In a slave role, the results are different which provides also info regarding its connectivity with the master, for example:
127.0.0.1:6379> INFO REPLICATION # Replication role:slave master_host:192.168.40.241 master_port:6379 master_link_status:up master_last_io_seconds_ago:1 master_sync_in_progress:0 slave_repl_offset:259953389 slave_priority:100 slave_read_only:1 connected_slaves:0 master_replid:e566832595b879c530c1d229c046d8f7ec8a48cf master_replid2:0000000000000000000000000000000000000000 master_repl_offset:259953389 second_repl_offset:-1 repl_backlog_active:1 repl_backlog_size:1048576 repl_backlog_first_byte_offset:258904814 repl_backlog_histlen:1048576
The variable master_slave_io_seconds_ago tells how much time elapses during the communication between a slave and the master. A higher value for this metric can be indicative of issues on the master/slave or some network problems. It further causes the slave to serve stale data.
Tools for Monitoring Redis
Obviously, we shouldn’t rely on the INFO command in Redis alone. There are tons of tools that can help you monitor Redis, for example, RedisInsight. It is a free GUI for Redis that is available on all platforms (Windows, Mac, Linux, and Docker) and works with all variants of Redis.
Redis also supplies the MONITOR command. Although it is logged in a human readable format, it is hard to follow and there’s no rich graphs to rely upon. Although this is helpful especially when diagnosing performance issues but with limitations as AUTH, EXECT, HELLO, and QUIT are not logged when using the MONITOR command.
Redis Memory Analyzer (RMA) is also a great tool. RMA is a console tool to scan Redis key space in real time and aggregate memory usage statistics by key patterns. You may use this tool without maintenance on production servers.
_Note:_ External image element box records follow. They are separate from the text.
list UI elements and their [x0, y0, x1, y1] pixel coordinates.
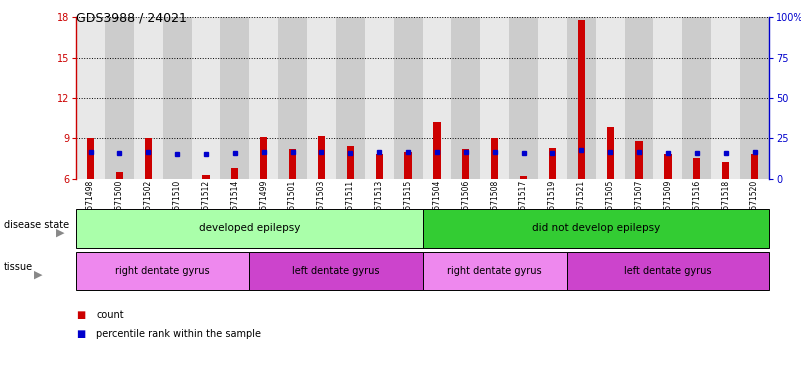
- Text: right dentate gyrus: right dentate gyrus: [115, 266, 210, 276]
- Bar: [664, 154, 671, 179]
- Bar: [116, 172, 123, 179]
- Bar: [289, 149, 296, 179]
- Bar: [654, 17, 682, 179]
- Bar: [87, 138, 95, 179]
- Text: did not develop epilepsy: did not develop epilepsy: [532, 223, 660, 233]
- Bar: [567, 17, 596, 179]
- Bar: [481, 17, 509, 179]
- Bar: [163, 17, 191, 179]
- Bar: [682, 17, 711, 179]
- Text: left dentate gyrus: left dentate gyrus: [292, 266, 380, 276]
- Bar: [549, 148, 556, 179]
- Bar: [711, 17, 740, 179]
- Text: tissue: tissue: [4, 262, 33, 272]
- Bar: [260, 137, 268, 179]
- Bar: [249, 17, 278, 179]
- Bar: [134, 17, 163, 179]
- Bar: [625, 17, 654, 179]
- Bar: [231, 168, 239, 179]
- Bar: [347, 146, 354, 179]
- Text: ▶: ▶: [56, 227, 65, 237]
- Bar: [145, 138, 152, 179]
- Text: ■: ■: [76, 329, 86, 339]
- Bar: [452, 17, 481, 179]
- Bar: [76, 17, 105, 179]
- Bar: [191, 17, 220, 179]
- Bar: [405, 152, 412, 179]
- Bar: [278, 17, 307, 179]
- Bar: [596, 17, 625, 179]
- Bar: [336, 17, 364, 179]
- Bar: [578, 20, 585, 179]
- Text: developed epilepsy: developed epilepsy: [199, 223, 300, 233]
- Bar: [307, 17, 336, 179]
- Bar: [433, 122, 441, 179]
- Text: right dentate gyrus: right dentate gyrus: [448, 266, 542, 276]
- Text: disease state: disease state: [4, 220, 69, 230]
- Bar: [538, 17, 567, 179]
- Bar: [740, 17, 769, 179]
- Text: left dentate gyrus: left dentate gyrus: [624, 266, 711, 276]
- Bar: [491, 138, 498, 179]
- Bar: [693, 159, 700, 179]
- Text: ▶: ▶: [34, 270, 43, 280]
- Bar: [722, 162, 729, 179]
- Bar: [220, 17, 249, 179]
- Bar: [462, 149, 469, 179]
- Bar: [364, 17, 393, 179]
- Bar: [520, 176, 527, 179]
- Bar: [422, 17, 452, 179]
- Text: count: count: [96, 310, 123, 320]
- Bar: [751, 154, 758, 179]
- Bar: [318, 136, 325, 179]
- Bar: [105, 17, 134, 179]
- Bar: [174, 179, 181, 189]
- Text: GDS3988 / 24021: GDS3988 / 24021: [76, 12, 187, 25]
- Bar: [606, 127, 614, 179]
- Bar: [509, 17, 538, 179]
- Text: percentile rank within the sample: percentile rank within the sample: [96, 329, 261, 339]
- Text: ■: ■: [76, 310, 86, 320]
- Bar: [203, 175, 210, 179]
- Bar: [635, 141, 642, 179]
- Bar: [376, 154, 383, 179]
- Bar: [393, 17, 422, 179]
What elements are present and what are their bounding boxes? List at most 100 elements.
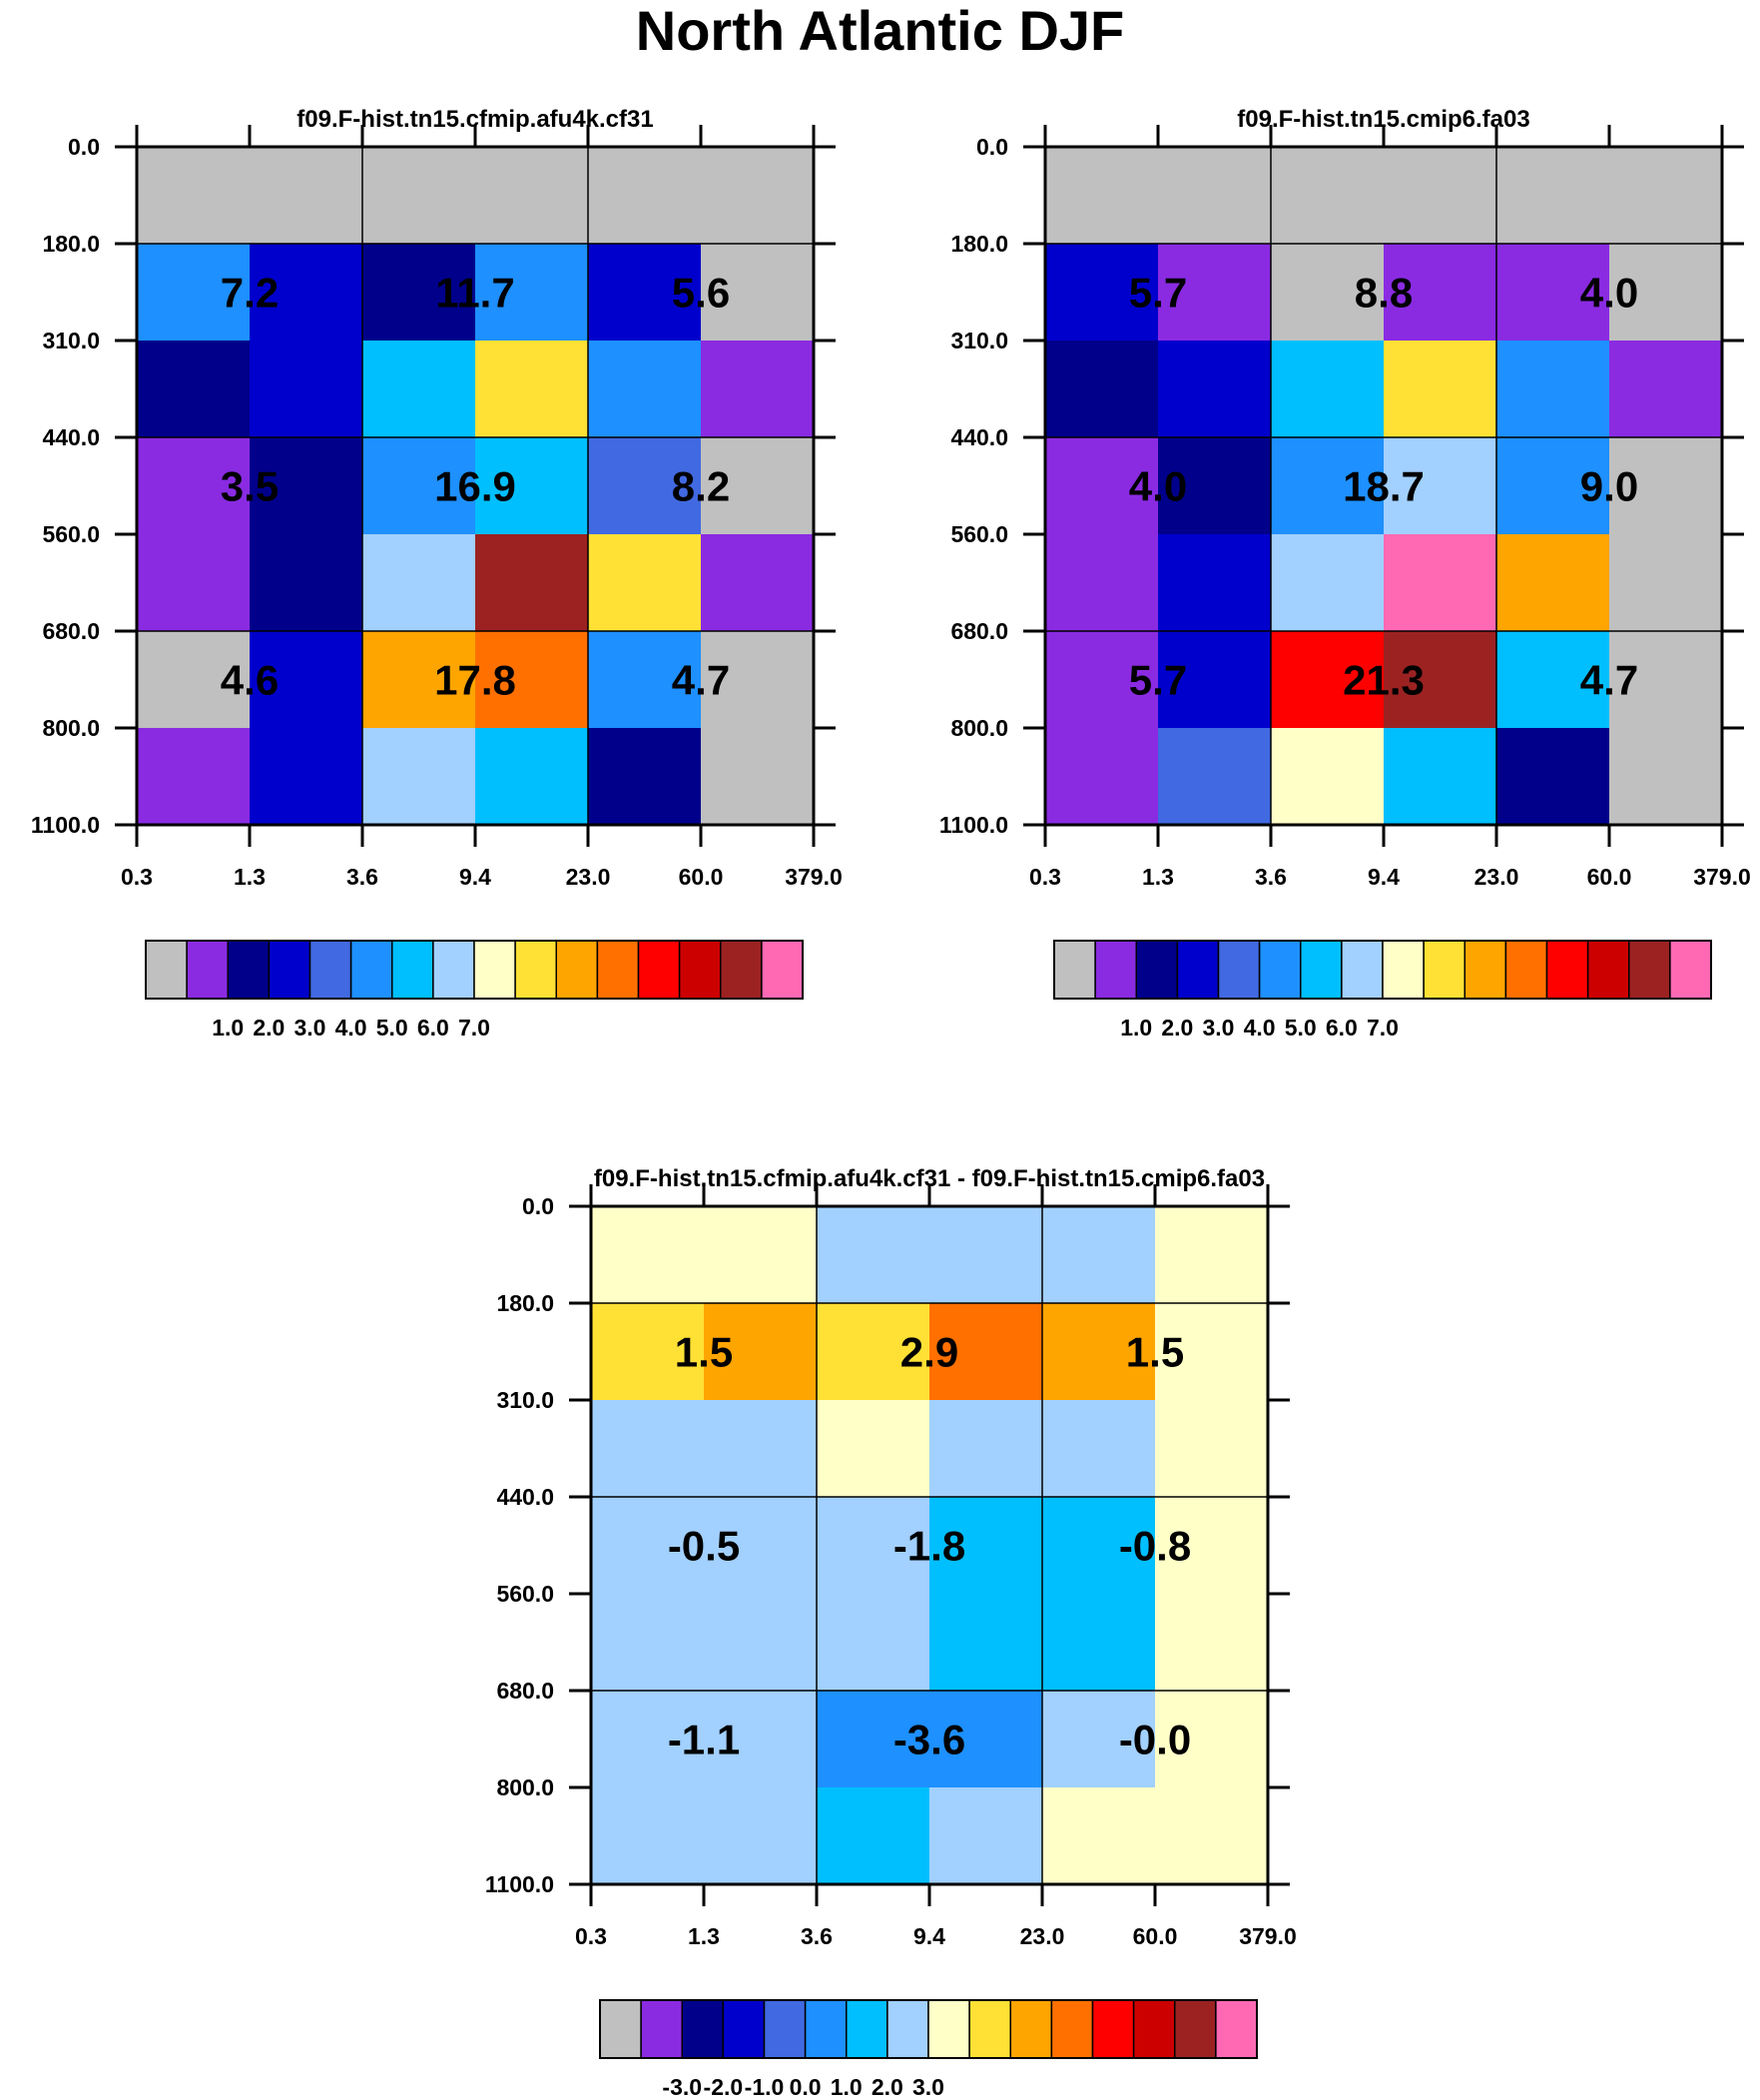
legend-swatch bbox=[1053, 940, 1096, 1000]
heatmap-cell bbox=[1496, 728, 1610, 826]
legend-label: 7.0 bbox=[1367, 1015, 1399, 1041]
legend-swatch bbox=[637, 940, 681, 1000]
heatmap-cell bbox=[929, 1787, 1043, 1885]
heatmap-cell bbox=[362, 147, 476, 245]
heatmap-cell bbox=[1045, 728, 1159, 826]
cell-value-label: 7.2 bbox=[221, 270, 279, 317]
legend-swatch bbox=[1669, 940, 1712, 1000]
legend-label: 2.0 bbox=[872, 2074, 903, 2100]
heatmap-cell bbox=[701, 534, 815, 632]
legend-swatch bbox=[599, 1999, 642, 2059]
heatmap-cell bbox=[475, 631, 589, 729]
x-tick-label: 9.4 bbox=[459, 864, 491, 890]
legend-swatch bbox=[1300, 940, 1343, 1000]
heatmap-cell bbox=[362, 244, 476, 342]
cell-value-label: 5.6 bbox=[672, 270, 730, 317]
heatmap-cell bbox=[1042, 1303, 1156, 1401]
heatmap-cell bbox=[929, 1206, 1043, 1304]
chart-panel-1: f09.F-hist.tn15.cfmip.afu4k.cf310.0180.0… bbox=[31, 106, 843, 1041]
heatmap-cell bbox=[591, 1691, 705, 1788]
legend-frame bbox=[145, 940, 804, 1000]
heatmap-cell bbox=[704, 1787, 818, 1885]
cell-value-label: 16.9 bbox=[434, 463, 516, 510]
cell-value-label: 4.0 bbox=[1580, 270, 1638, 317]
y-tick-label: 180.0 bbox=[950, 231, 1008, 257]
y-tick-label: 440.0 bbox=[950, 424, 1008, 450]
y-tick-label: 800.0 bbox=[950, 715, 1008, 741]
heatmap-cell bbox=[929, 1303, 1043, 1401]
heatmap-cell bbox=[591, 1497, 705, 1595]
x-tick-label: 3.6 bbox=[1255, 864, 1287, 890]
cell-value-label: 1.5 bbox=[1126, 1329, 1184, 1376]
legend-swatch bbox=[1135, 940, 1179, 1000]
heatmap-cell bbox=[1158, 534, 1272, 632]
heatmap-cell bbox=[1158, 244, 1272, 342]
legend-label: 1.0 bbox=[212, 1015, 244, 1041]
heatmap-cell bbox=[137, 437, 251, 535]
legend-swatch bbox=[1217, 940, 1261, 1000]
heatmap-cell bbox=[1384, 341, 1497, 438]
heatmap-cell bbox=[1384, 728, 1497, 826]
legend-label: 5.0 bbox=[376, 1015, 408, 1041]
legend-swatch bbox=[1215, 1999, 1258, 2059]
legend-label: 2.0 bbox=[1161, 1015, 1193, 1041]
heatmap-cell bbox=[1271, 147, 1385, 245]
x-tick-label: 379.0 bbox=[1693, 864, 1751, 890]
heatmap-cell bbox=[1496, 341, 1610, 438]
heatmap-cell bbox=[250, 728, 363, 826]
cell-value-label: -3.6 bbox=[893, 1717, 965, 1763]
legend-swatch bbox=[473, 940, 516, 1000]
heatmap-cell bbox=[588, 534, 702, 632]
y-tick-label: 310.0 bbox=[42, 328, 100, 353]
y-tick-label: 0.0 bbox=[976, 134, 1008, 160]
legend-swatch bbox=[763, 1999, 807, 2059]
chart-panel-3: f09.F-hist.tn15.cfmip.afu4k.cf31 - f09.F… bbox=[485, 1165, 1297, 2100]
heatmap-cell bbox=[250, 534, 363, 632]
y-tick-label: 310.0 bbox=[496, 1387, 554, 1413]
heatmap-cell bbox=[817, 1691, 930, 1788]
x-tick-label: 0.3 bbox=[121, 864, 153, 890]
legend-swatch bbox=[1341, 940, 1384, 1000]
heatmap-cell bbox=[1042, 1594, 1156, 1692]
heatmap-cell bbox=[1155, 1206, 1269, 1304]
heatmap-cell bbox=[588, 244, 702, 342]
heatmap-cell bbox=[137, 147, 251, 245]
y-tick-label: 0.0 bbox=[522, 1193, 554, 1219]
x-tick-label: 379.0 bbox=[1239, 1923, 1297, 1949]
legend-swatch bbox=[1258, 940, 1302, 1000]
y-tick-label: 1100.0 bbox=[31, 812, 100, 838]
x-tick-label: 0.3 bbox=[575, 1923, 607, 1949]
heatmap-cell bbox=[704, 1497, 818, 1595]
heatmap-cell bbox=[475, 341, 589, 438]
heatmap-cell bbox=[362, 631, 476, 729]
heatmap-cell bbox=[1158, 147, 1272, 245]
cell-value-label: 4.7 bbox=[672, 657, 730, 704]
legend-label: 6.0 bbox=[1326, 1015, 1358, 1041]
heatmap-cell bbox=[250, 631, 363, 729]
heatmap-cell bbox=[1271, 728, 1385, 826]
heatmap-cell bbox=[701, 341, 815, 438]
heatmap-cell bbox=[701, 147, 815, 245]
legend-label: 6.0 bbox=[417, 1015, 449, 1041]
legend-swatch bbox=[349, 940, 393, 1000]
legend-label: 4.0 bbox=[335, 1015, 367, 1041]
legend-label: -3.0 bbox=[662, 2074, 702, 2100]
cell-value-label: -1.1 bbox=[668, 1717, 740, 1763]
heatmap-cell bbox=[1609, 341, 1723, 438]
x-tick-label: 379.0 bbox=[785, 864, 843, 890]
heatmap-cell bbox=[1042, 1691, 1156, 1788]
heatmap-cell bbox=[475, 534, 589, 632]
cell-value-label: 4.7 bbox=[1580, 657, 1638, 704]
legend-label: 1.0 bbox=[831, 2074, 863, 2100]
legend-swatch bbox=[145, 940, 188, 1000]
heatmap-cell bbox=[1609, 147, 1723, 245]
heatmap-cell bbox=[1155, 1303, 1269, 1401]
cell-value-label: 9.0 bbox=[1580, 463, 1638, 510]
legend-swatch bbox=[308, 940, 352, 1000]
heatmap-cell bbox=[1155, 1594, 1269, 1692]
heatmap-cell bbox=[588, 728, 702, 826]
y-tick-label: 560.0 bbox=[42, 521, 100, 547]
heatmap-cell bbox=[1158, 437, 1272, 535]
heatmap-cell bbox=[250, 147, 363, 245]
heatmap-cell bbox=[1155, 1787, 1269, 1885]
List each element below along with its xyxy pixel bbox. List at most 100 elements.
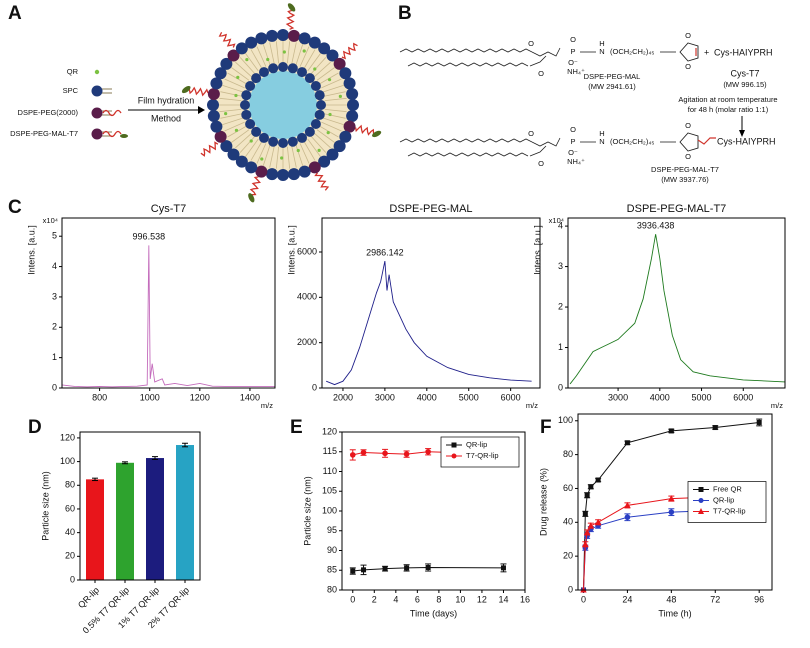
y-axis-label: Intens. [a.u.] (532, 225, 542, 275)
series-line (326, 260, 532, 386)
marker (588, 484, 594, 490)
lipid-head (314, 90, 325, 101)
x-tick-label: 4000 (650, 392, 670, 402)
legend-label: Free QR (713, 484, 742, 493)
x-tick-label: 72 (710, 594, 720, 604)
lipid-head (287, 136, 298, 147)
x-tick-label: 96 (754, 594, 764, 604)
lipid-head (287, 29, 300, 42)
marker (594, 518, 602, 525)
qr-dot (234, 128, 239, 132)
y-axis-label: Particle size (nm) (40, 471, 50, 541)
lipid-tail (310, 57, 327, 75)
bar (176, 445, 194, 580)
peak-label: 3936.438 (637, 221, 675, 231)
lipid-head (287, 168, 300, 181)
legend-label: SPC (63, 86, 79, 95)
x-tick-label: 5000 (459, 392, 479, 402)
reagent-mw: (MW 996.15) (723, 80, 767, 89)
atom-label: NH₄⁺ (567, 67, 585, 76)
marker (350, 568, 356, 574)
lipid-head (298, 32, 311, 45)
peg-chain (188, 86, 209, 97)
y-tick-label: 0 (568, 584, 573, 594)
panel-label: E (290, 417, 303, 438)
atom-label: NH₄⁺ (567, 157, 585, 166)
lipid-head (235, 42, 248, 55)
lipid-head (255, 32, 268, 45)
marker (382, 566, 388, 572)
bar (146, 458, 164, 580)
x-tick-label: 12 (477, 594, 487, 604)
lipid-head (207, 88, 220, 101)
x-axis-label: Time (days) (410, 608, 457, 618)
lipid-head (308, 161, 321, 174)
y-tick-label: 0 (558, 382, 563, 392)
lipid-tail (303, 141, 316, 161)
marker (582, 511, 588, 517)
t7-ligand (248, 193, 255, 203)
x-tick-label: 1400 (240, 392, 260, 402)
lipid-tail (220, 113, 243, 119)
lipid-head (277, 29, 289, 41)
lipid-tail (262, 44, 271, 66)
y-tick-label: 6000 (297, 246, 317, 256)
y-tick-label: 3 (52, 291, 57, 301)
peg-chain (314, 172, 330, 191)
y-axis-label: Particle size (nm) (302, 476, 312, 546)
y-tick-label: 110 (323, 466, 337, 476)
atom-label: H (599, 39, 604, 48)
lipid-head (245, 36, 258, 49)
legend-marker (698, 498, 704, 503)
atom-label: N (599, 137, 604, 146)
qr-dot (260, 157, 264, 161)
marker (595, 477, 601, 483)
atom-label: O (538, 159, 544, 168)
lipid-head (333, 57, 346, 70)
qr-dot (224, 112, 228, 116)
lipid-tail (222, 84, 244, 93)
lipid-tail (269, 42, 275, 65)
panel-label: A (8, 3, 22, 24)
t7-ligand (181, 85, 191, 94)
atom-label: P (570, 47, 575, 56)
y-tick-label: 1 (52, 352, 57, 362)
atom-label: O (685, 121, 691, 130)
y-tick-label: 90 (327, 545, 337, 555)
lipid-tail (219, 108, 242, 113)
atom-label: O (570, 35, 576, 44)
legend-label: DSPE-PEG(2000) (18, 108, 79, 117)
chart-title: Cys-T7 (151, 203, 186, 215)
peg-label: (OCH₂CH₂)₄₅ (610, 137, 654, 146)
lipid-head (318, 42, 331, 55)
y-multiplier: x10⁴ (43, 216, 58, 225)
x-tick-label: 0 (350, 594, 355, 604)
peak-label: 2986.142 (366, 247, 404, 257)
marker (668, 495, 675, 502)
legend-marker (451, 442, 457, 448)
thioether-bond (697, 137, 716, 145)
arrow-head (739, 130, 745, 137)
lipid-tail (239, 135, 256, 153)
lipid-head (220, 57, 233, 70)
acyl-chain (407, 152, 529, 157)
lipid-tail (230, 67, 250, 81)
lipid-tail (322, 84, 344, 93)
qr-dot (317, 148, 321, 152)
x-tick-label: 3000 (375, 392, 395, 402)
backbone (531, 137, 561, 147)
x-tick-label: 3000 (608, 392, 628, 402)
bar (116, 462, 134, 580)
x-tick-label: 4 (393, 594, 398, 604)
qr-dot (280, 156, 284, 160)
lipid-head (241, 109, 252, 120)
qr-dot (296, 148, 300, 153)
lipid-head (91, 85, 103, 97)
lipid-tail (245, 52, 259, 72)
arrow-label: Method (151, 113, 181, 123)
x-tick-label: 1000 (140, 392, 160, 402)
lipid-tail (323, 91, 346, 97)
y-tick-label: 80 (65, 480, 75, 490)
lipid-head (227, 148, 240, 161)
atom-label: O (538, 69, 544, 78)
You can scan by all or selected Redis types such as “string”, “hash”, “list”, “set”, “zset” and use matching patterns as you like. RMA try to discern key names by patterns, for example if you have keys like ‘user:100’ and ‘user:101’ application would pick out common pattern ‘user:*’ in output so you can analyze most memory distressed data in your instance.
Redis Toolkit is a toolkit for actively monitoring, analyzing and reporting your Redis database. The toolkit has 2 types of reporting:
hit rate – actively monitors a redis database using the redis-cli monitor command, stores the commands Redis is running locally and then generates a report.
memory – dumps the contents of the Redis database locally and analyzes the memory distribution per key.
Other options are available on some paid enterprise tools. Severalnines are also in the process of bringing ClusterControl to add this feature and support to provide more feasible and efficient monitoring of your Redis database clusters.
Key areas that require to be monitored in Redis are delivered in this blog. Redis is not as complicated compared to other RDBMS as there are certain areas that have to be looked upon. Redis is straightforward and lightweight when it comes to monitoring. Identify the important factors and you should be on the way to successfully running and maintaining your Redis cluster.